Reverse Engineering Techniques

I’ve been reminded recently about some of the advances in cheap or free 3D scan methods. The upshot was that using a cell phone camera and a list of free software packages, you can get a free scan to within 0.2 mm of the result yielded by using professional tools. While the value of the $X0,000 that you will spend to close that 0.2 mm gap is substantial, the result, even the improved professional result is not as good as it needs to be to move the product development process forward into drawing production and manufacturing.

I’ve done a few real projects working with scanned data. Most of the time, the customer wants an editable model at the end of the day. They don’t want an STL file, they don’t want rough-faced tessellated data, they want something that can be edited, and something that can be machined cleanly, or something you can make a mold from. STL data doesn’t give you CAD-perfect faces, it gives a lot of small triangulated facets. It’s great for 3D print, but if you need to add draft, it’s a bit of a sloppy mess.

For all the talk of precision from high-end scanners and software, the STL data isn’t usually CNC ready data. Depending on what you need the models for, you may be left with few real choices. If you want a model to use as a starting point for further product development, or you want to make drawings or changes to an old product you need to update, you really need BREP data with real planes, cylinders, cones, spheres and toroids. Something you can use either Synchronous of history-based modeling to edit. NX can use X Form or I Form to directly edit shaped models. Any data you get from a 3D scan requires cleanup to remove junk that doesn’t belong there, and then patching, to replace stuff that should be there. You also have to do smoothing to average out scan error. All in all, it takes a lot of time to get results that aren’t really usable, and are probably not what the customer wants anyway.

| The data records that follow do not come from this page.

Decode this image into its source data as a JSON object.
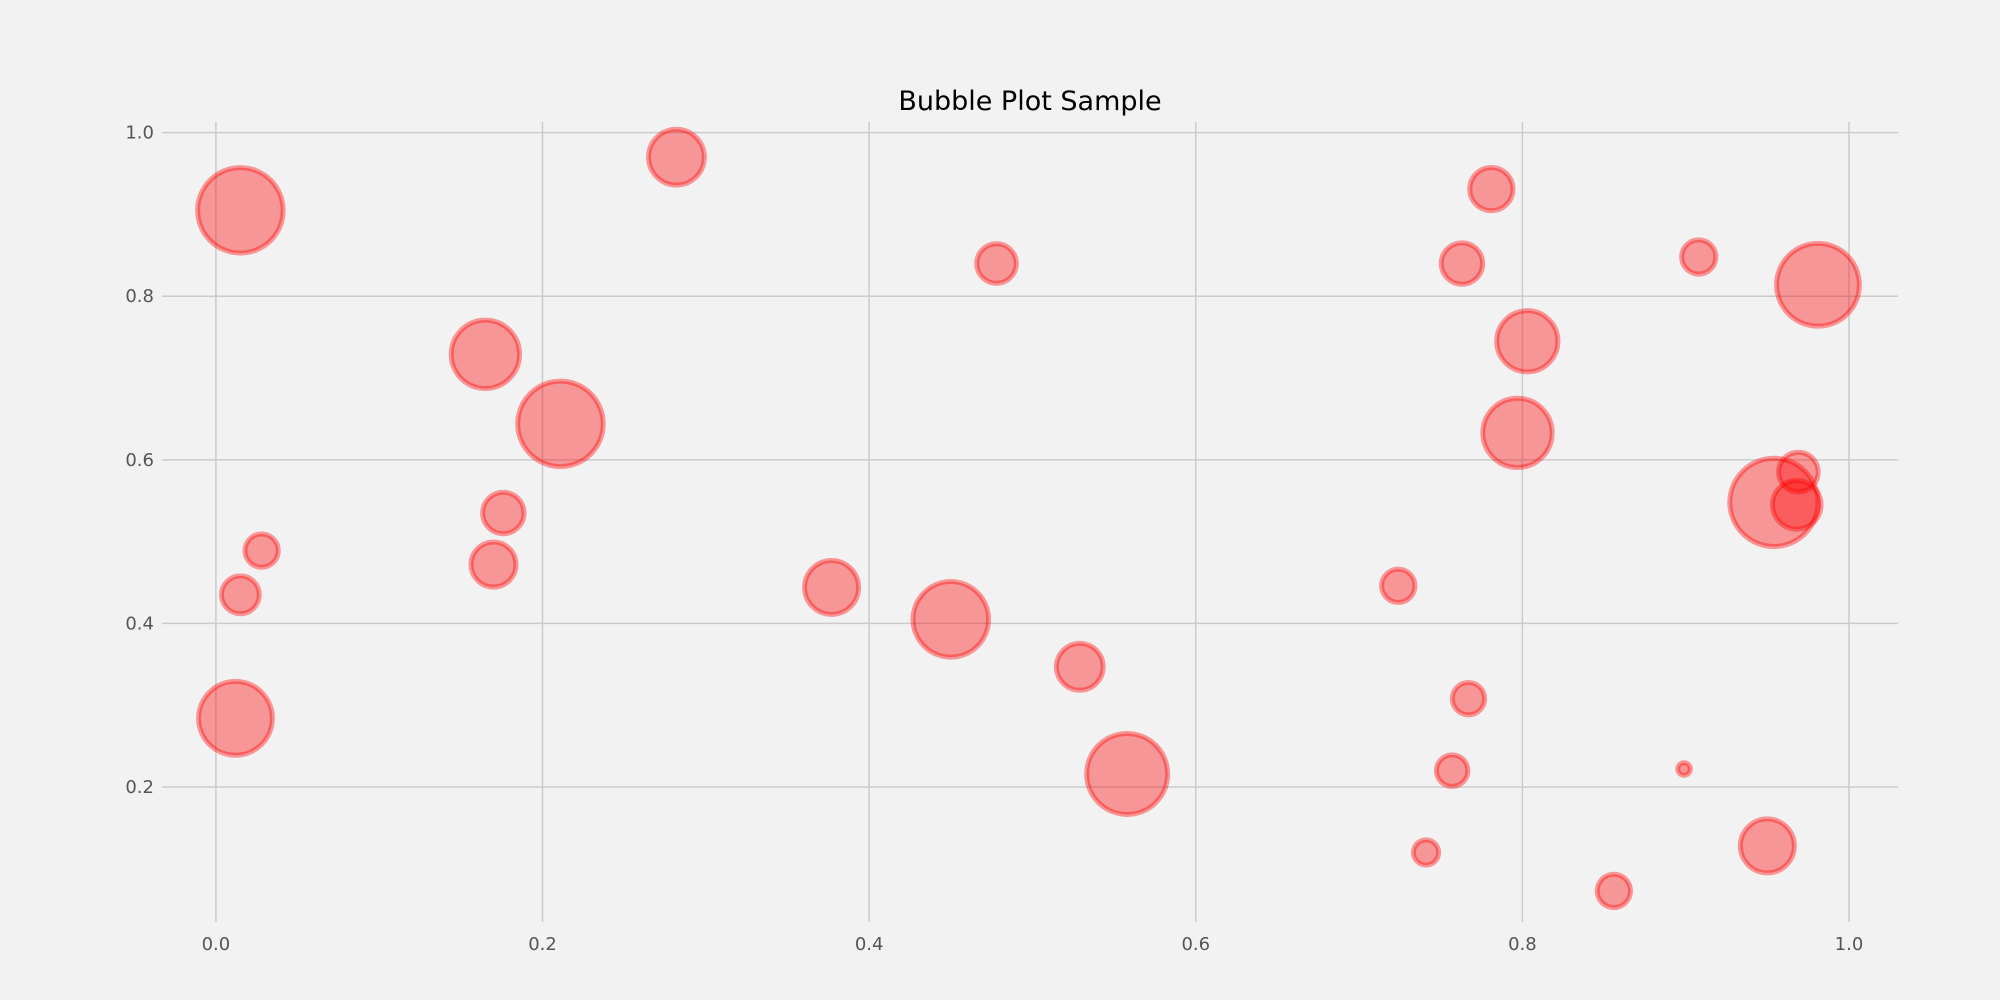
{
  "chart_data": {
    "type": "scatter",
    "title": "Bubble Plot Sample",
    "xlabel": "",
    "ylabel": "",
    "xlim": [
      -0.033,
      1.03
    ],
    "ylim": [
      0.035,
      1.013
    ],
    "x_ticks": [
      0.0,
      0.2,
      0.4,
      0.6,
      0.8,
      1.0
    ],
    "x_tick_labels": [
      "0.0",
      "0.2",
      "0.4",
      "0.6",
      "0.8",
      "1.0"
    ],
    "y_ticks": [
      0.2,
      0.4,
      0.6,
      0.8,
      1.0
    ],
    "y_tick_labels": [
      "0.2",
      "0.4",
      "0.6",
      "0.8",
      "1.0"
    ],
    "grid": true,
    "colors": {
      "bubble": "#ff0000",
      "background": "#f2f2f2",
      "grid": "#cbcbcb"
    },
    "points": [
      {
        "x": 0.015,
        "y": 0.905,
        "size": 0.95
      },
      {
        "x": 0.282,
        "y": 0.97,
        "size": 0.62
      },
      {
        "x": 0.478,
        "y": 0.84,
        "size": 0.44
      },
      {
        "x": 0.165,
        "y": 0.729,
        "size": 0.76
      },
      {
        "x": 0.211,
        "y": 0.644,
        "size": 0.95
      },
      {
        "x": 0.176,
        "y": 0.535,
        "size": 0.46
      },
      {
        "x": 0.17,
        "y": 0.472,
        "size": 0.5
      },
      {
        "x": 0.028,
        "y": 0.489,
        "size": 0.37
      },
      {
        "x": 0.015,
        "y": 0.435,
        "size": 0.42
      },
      {
        "x": 0.012,
        "y": 0.284,
        "size": 0.82
      },
      {
        "x": 0.377,
        "y": 0.444,
        "size": 0.6
      },
      {
        "x": 0.45,
        "y": 0.405,
        "size": 0.84
      },
      {
        "x": 0.529,
        "y": 0.347,
        "size": 0.52
      },
      {
        "x": 0.558,
        "y": 0.216,
        "size": 0.9
      },
      {
        "x": 0.781,
        "y": 0.931,
        "size": 0.48
      },
      {
        "x": 0.763,
        "y": 0.84,
        "size": 0.46
      },
      {
        "x": 0.803,
        "y": 0.745,
        "size": 0.68
      },
      {
        "x": 0.797,
        "y": 0.633,
        "size": 0.77
      },
      {
        "x": 0.908,
        "y": 0.848,
        "size": 0.38
      },
      {
        "x": 0.981,
        "y": 0.814,
        "size": 0.92
      },
      {
        "x": 0.954,
        "y": 0.548,
        "size": 0.98
      },
      {
        "x": 0.969,
        "y": 0.585,
        "size": 0.44
      },
      {
        "x": 0.968,
        "y": 0.545,
        "size": 0.54
      },
      {
        "x": 0.724,
        "y": 0.446,
        "size": 0.37
      },
      {
        "x": 0.767,
        "y": 0.308,
        "size": 0.36
      },
      {
        "x": 0.757,
        "y": 0.22,
        "size": 0.35
      },
      {
        "x": 0.899,
        "y": 0.222,
        "size": 0.14
      },
      {
        "x": 0.741,
        "y": 0.12,
        "size": 0.28
      },
      {
        "x": 0.95,
        "y": 0.128,
        "size": 0.6
      },
      {
        "x": 0.856,
        "y": 0.073,
        "size": 0.37
      }
    ]
  }
}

There are two ways that I’m familiar with to get machinable data. One of them is to use Geometric Raindrop or something in that league. That’s a lot of money, and to make it pay, you have to be doing that kind of work frequently, or have a big operation to absorb the cost. Even this doesn’t give you an editable model. You will probably get a good quality surface, but not something you can change. And at that point you’ve spent a lot of money on hardware, software and someone to use it expertly.

Subd methods would be great, but there is no way that I’m aware of to interchange between scan point data and subd. All of the model images shown in this blog post pre-date subd in Solid Edge.

The other method is to model using traditional CAD methods usually in combination with some of the other data types or methods. You may be able to model over a 3D scan to use as reference. You may be able to use photographs to get outlines. I have in the past put parts on paper copiers to get a shape. You will definitely have to do a lot of manual reference dimensions with calipers or other tools. The best results will come from using a combination of sources, but the most useful data in the end comes from a real CAD model, not just a straight scan.

Working from scan data in CAD can be a lot of hair-pulling work, and the progress on the software side is slow.

Sometimes I’ve been asked to do reverse engineering from old 2D drawings. Sometimes the product is a curvy model, and the 2D drawings really were never adequate to begin with. In cases like this, I generally work from a combination of the drawing and any existing parts to get a sense for what the real parts actually looked like.

All of the models shown on this page were created using some combination of processes, with the end result being a live CAD model that could be edited and changed in a way that straight scan data cannot.

Scan data itself is tough to edit because of the sheer number of points involved. There is often a lot of extraneous or erroneous data as well. And it’s not perfectly symmetrical the way a real CAD model would be.

If you are a service provider who frequently does this kind of work, then you may already have the tools and skills in place to achieve good models. But if you are a manufacturer who has a need for this kind of work infrequently, then it is probably most efficient for you to hire the work out. Just make sure that whoever you hire understands what you want to be able to do with the data they deliver. They may just do the part of it that they are familiar with, and let you figure out the rest. I’ve been hired often to bridge the gap when this kind of misunderstanding has happened.

The point I’m trying to make here is to make sure that you understand that good or even miraculous 3D scanning is not the end of the road for reverse engineering. Whether you want to replicate the physical properties of an existing product, need to recreate a damaged mold for which you have no CAD or CNC data, or you just want to use an existing product as a starting point for further development, a live CAD model will be what gets you there. Scan data can help you get to a live CAD model, but there is no magic button that makes that leap for you.